La proposta di una uscita con la creazione di una moneta di conto come il Sucre, una moneta di compensazione per uno spazio di sviluppo a compatibilità socio-economica post capitalista intorno ai movimenti dei lavoratori e di classe dei PIGS ed ai paesi dell’area mediterranea, che si dotino di propri spazi produttivi e commerciali anticapitalisti anche con un’unica moneta di conto compensativa che sorregga l’interscambio solidale e complementare..

Una proposta che va oltre l’uscita dall’euro, che guarda a quei paesi che hanno delle caratteristiche comuni e complementari, come i paesi dell’Europa mediterranea e dell’Africa mediterranea, e rappresenta un alternativa politica, rispetto al fallimento suicida delle sovranità antipopolari delle singole monete e ai meccanismi di lento strangolamento imposto dell’Europa delle banche e dell’economia a guida tedesca sorretta dai grandi potentati economico finanziari europei.

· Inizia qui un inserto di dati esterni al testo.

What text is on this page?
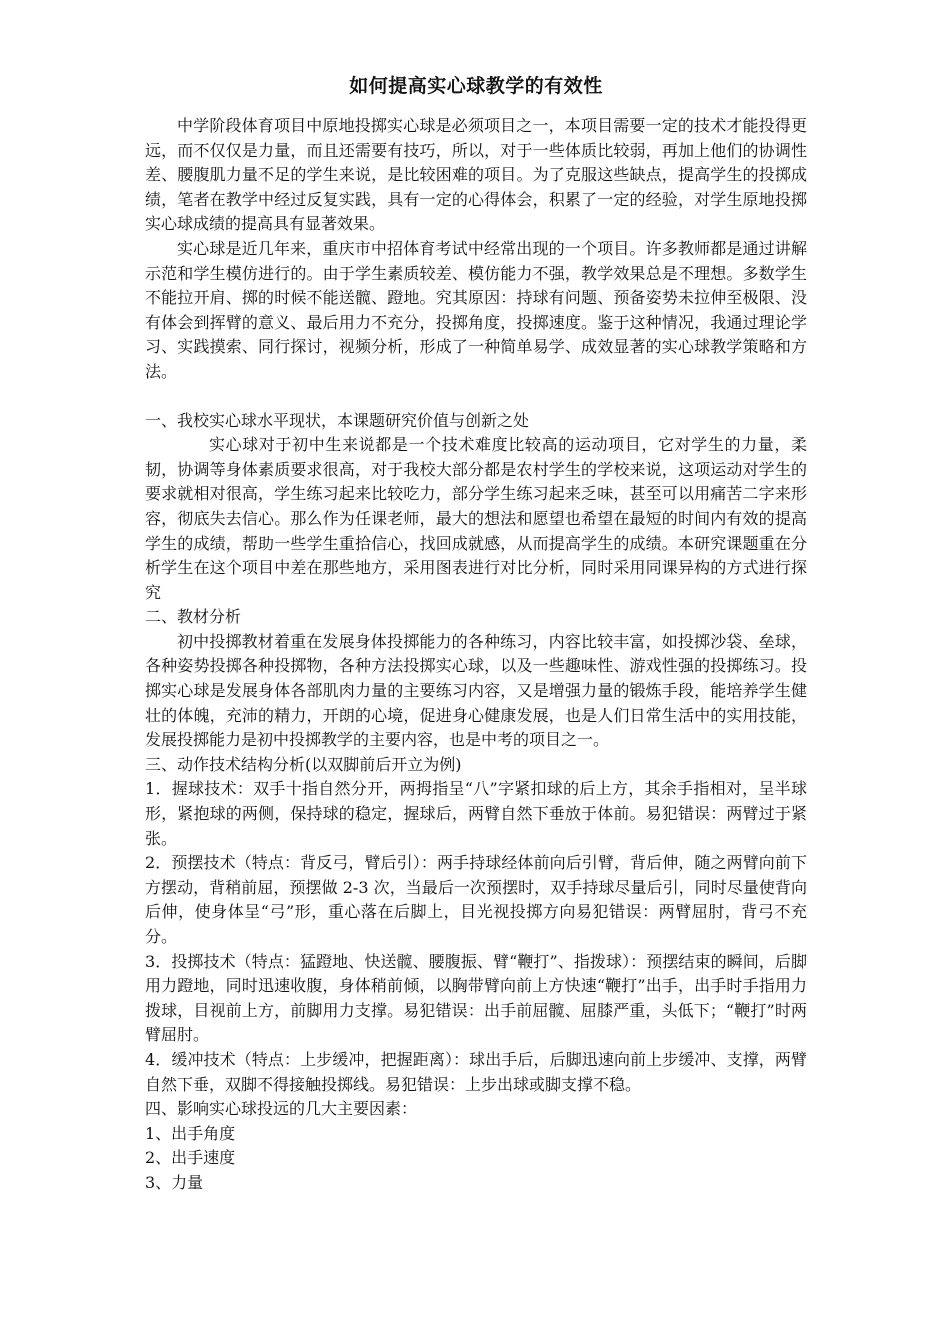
如何提高实心球教学的有效性

中学阶段体育项目中原地投掷实心球是必须项目之一，本项目需要一定的技术才能投得更远，而不仅仅是力量，而且还需要有技巧，所以，对于一些体质比较弱，再加上他们的协调性差、腰腹肌力量不足的学生来说，是比较困难的项目。为了克服这些缺点，提高学生的投掷成绩，笔者在教学中经过反复实践，具有一定的心得体会，积累了一定的经验，对学生原地投掷实心球成绩的提高具有显著效果。

实心球是近几年来，重庆市中招体育考试中经常出现的一个项目。许多教师都是通过讲解示范和学生模仿进行的。由于学生素质较差、模仿能力不强，教学效果总是不理想。多数学生不能拉开肩、掷的时候不能送髋、蹬地。究其原因：持球有问题、预备姿势未拉伸至极限、没有体会到挥臂的意义、最后用力不充分，投掷角度，投掷速度。鉴于这种情况，我通过理论学习、实践摸索、同行探讨，视频分析，形成了一种简单易学、成效显著的实心球教学策略和方法。

一、我校实心球水平现状，本课题研究价值与创新之处

实心球对于初中生来说都是一个技术难度比较高的运动项目，它对学生的力量，柔韧，协调等身体素质要求很高，对于我校大部分都是农村学生的学校来说，这项运动对学生的要求就相对很高，学生练习起来比较吃力，部分学生练习起来乏味，甚至可以用痛苦二字来形容，彻底失去信心。那么作为任课老师，最大的想法和愿望也希望在最短的时间内有效的提高学生的成绩，帮助一些学生重拾信心，找回成就感，从而提高学生的成绩。本研究课题重在分析学生在这个项目中差在那些地方，采用图表进行对比分析，同时采用同课异构的方式进行探究

二、教材分析

初中投掷教材着重在发展身体投掷能力的各种练习，内容比较丰富，如投掷沙袋、垒球，各种姿势投掷各种投掷物，各种方法投掷实心球，以及一些趣味性、游戏性强的投掷练习。投掷实心球是发展身体各部肌肉力量的主要练习内容，又是增强力量的锻炼手段，能培养学生健壮的体魄，充沛的精力，开朗的心境，促进身心健康发展，也是人们日常生活中的实用技能，发展投掷能力是初中投掷教学的主要内容，也是中考的项目之一。

三、动作技术结构分析(以双脚前后开立为例)

1．握球技术：双手十指自然分开，两拇指呈“八”字紧扣球的后上方，其余手指相对，呈半球形，紧抱球的两侧，保持球的稳定，握球后，两臂自然下垂放于体前。易犯错误：两臂过于紧张。

2．预摆技术（特点：背反弓，臂后引）：两手持球经体前向后引臂，背后伸，随之两臂向前下方摆动，背稍前屈，预摆做 2-3 次，当最后一次预摆时，双手持球尽量后引，同时尽量使背向后伸，使身体呈“弓”形，重心落在后脚上，目光视投掷方向易犯错误：两臂屈肘，背弓不充分。

3．投掷技术（特点：猛蹬地、快送髋、腰腹振、臂“鞭打”、指拨球）：预摆结束的瞬间，后脚用力蹬地，同时迅速收腹，身体稍前倾，以胸带臂向前上方快速“鞭打”出手，出手时手指用力拨球，目视前上方，前脚用力支撑。易犯错误：出手前屈髋、屈膝严重，头低下；“鞭打”时两臂屈肘。

4．缓冲技术（特点：上步缓冲，把握距离）：球出手后，后脚迅速向前上步缓冲、支撑，两臂自然下垂，双脚不得接触投掷线。易犯错误：上步出球或脚支撑不稳。

四、影响实心球投远的几大主要因素：

1、出手角度

2、出手速度

3、力量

E’ una proposta di prospettiva che richiede la scesa in campo di un forte e organizzato movimento di lotta con caratteristiche internazionaliste che rimetta al centro la redistribuzione delle ricchezza a vantaggio dei lavoratori.

Per questo osserviamo l’ALBA dicendo che, se all’interno dell’alleanza stanno prendendo forma diversi tipi di socialismo (quello comunitario di Evo è differente da quello dell’Ecuador che nasce dalla rivoluzione cittadina, il socialismo bolivariano è diverso da quello cubano), possiamo immaginare che si possa creare un’area di transizione socialista anche in Europa, nella quale, il processo di produzione e accumulazione venga portato avanti a favore del popolo e dei lavoratori.

Come sempre il futuro dell’umanità è nelle mani del soggetto storico, cioè la classe operaia, la classe lavoratrice organizzata, che può porre in marcia da subito tappe di emancipazione per le transizioni al socialismo.